I believe that punctuated equilibrium of personal development is the alternative to the sage guide.  These are stories usually written as memoirs or tales of personal development through hard learned experience.  They could just as easily become blockbusters but more often take the form of independent films.  These are stories of people, human like us, with all their faults who gain it all and then loose it all just as as quickly.  These characters go on with their lives until they are forced to change out of necessity.  They do not always change for the better, as one would under the sage guide approach.  Instead they usually change one aspect of their personality or interactions and then another.  Each time a change in their character is punctuated by a life experience that says to them, “this path you have been taking is no longer acceptable or working out – we need another option or path.”
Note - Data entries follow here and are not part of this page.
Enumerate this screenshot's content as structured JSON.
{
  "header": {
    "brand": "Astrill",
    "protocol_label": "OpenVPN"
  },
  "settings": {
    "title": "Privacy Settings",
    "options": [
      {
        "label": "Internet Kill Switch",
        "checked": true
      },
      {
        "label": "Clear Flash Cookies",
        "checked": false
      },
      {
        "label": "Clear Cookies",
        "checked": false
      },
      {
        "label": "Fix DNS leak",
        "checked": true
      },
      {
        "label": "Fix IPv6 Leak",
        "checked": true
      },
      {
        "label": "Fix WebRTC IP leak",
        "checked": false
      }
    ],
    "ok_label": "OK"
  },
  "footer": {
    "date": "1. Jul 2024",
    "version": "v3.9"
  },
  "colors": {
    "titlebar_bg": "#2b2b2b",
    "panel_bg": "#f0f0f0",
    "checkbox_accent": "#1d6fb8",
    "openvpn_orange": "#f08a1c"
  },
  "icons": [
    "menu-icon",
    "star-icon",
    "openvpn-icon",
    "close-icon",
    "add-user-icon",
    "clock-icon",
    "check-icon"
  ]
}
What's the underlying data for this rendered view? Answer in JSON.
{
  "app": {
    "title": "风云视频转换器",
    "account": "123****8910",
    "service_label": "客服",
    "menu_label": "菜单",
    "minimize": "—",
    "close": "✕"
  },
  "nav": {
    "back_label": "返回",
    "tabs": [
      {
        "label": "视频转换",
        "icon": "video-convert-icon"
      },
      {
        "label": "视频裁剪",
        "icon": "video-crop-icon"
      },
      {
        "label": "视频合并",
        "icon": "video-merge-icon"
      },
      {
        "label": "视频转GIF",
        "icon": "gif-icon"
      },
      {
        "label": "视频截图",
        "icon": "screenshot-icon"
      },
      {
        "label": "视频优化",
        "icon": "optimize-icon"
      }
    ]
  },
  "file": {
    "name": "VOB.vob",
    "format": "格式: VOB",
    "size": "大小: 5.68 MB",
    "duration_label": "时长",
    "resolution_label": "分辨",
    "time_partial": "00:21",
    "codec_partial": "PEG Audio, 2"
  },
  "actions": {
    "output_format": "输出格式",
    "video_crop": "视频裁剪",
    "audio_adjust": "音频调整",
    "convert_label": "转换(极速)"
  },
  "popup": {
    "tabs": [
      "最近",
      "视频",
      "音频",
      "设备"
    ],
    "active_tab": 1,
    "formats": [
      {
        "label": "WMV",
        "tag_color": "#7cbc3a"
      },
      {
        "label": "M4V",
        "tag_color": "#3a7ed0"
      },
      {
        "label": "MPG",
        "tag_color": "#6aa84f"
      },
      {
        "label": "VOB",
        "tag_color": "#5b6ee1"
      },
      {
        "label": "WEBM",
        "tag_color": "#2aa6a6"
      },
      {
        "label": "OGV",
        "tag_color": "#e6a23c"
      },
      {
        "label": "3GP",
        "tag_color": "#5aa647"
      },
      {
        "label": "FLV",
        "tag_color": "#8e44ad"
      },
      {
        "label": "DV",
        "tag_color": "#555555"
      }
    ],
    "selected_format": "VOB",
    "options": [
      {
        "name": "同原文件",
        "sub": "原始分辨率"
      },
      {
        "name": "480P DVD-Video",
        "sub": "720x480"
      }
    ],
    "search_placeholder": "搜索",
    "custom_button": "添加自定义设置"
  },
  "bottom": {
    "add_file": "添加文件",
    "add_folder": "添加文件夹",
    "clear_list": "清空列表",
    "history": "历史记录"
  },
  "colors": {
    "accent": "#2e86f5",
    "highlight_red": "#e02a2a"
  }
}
I think this is why I prefer memoirs, because it is easier for me to relate to small punctuated changes than it is to imagine a life changing event that shakes and alters the core of my being.  Cynics will say that I have simply not experienced a potentially deadly car accident or the warm embrace of religion, but I have and both were short lived.  Perhaps they did not leave the mark on me that they do on others.  But I have found that for most people who live the middle ground of life, it is only those critical events that cause them to alter one aspect of their being.  Perhaps they become safer drivers, or more open to spirituality.  Perhaps they become more willing to accept other alternatives and become more patient people.

We all experience these things to one degree or another and do not need writers to document them.  Also, books are finite and thus we need to skip the in between parts.  The sitcom Friends (or Coupling if you live in the UK) would not be interesting if it was a reality show.  What excites us is the careful stringing together of these inflection points in a way that suspends our sense of disbelief and also draws us in to think, “that could be me” or “I could do that.”

That’s the hard part.  The careful craft of skipping the in between in a way that enables us to experience the deep sadness and then joy of life.  To think it could be us.  To think we still have hope.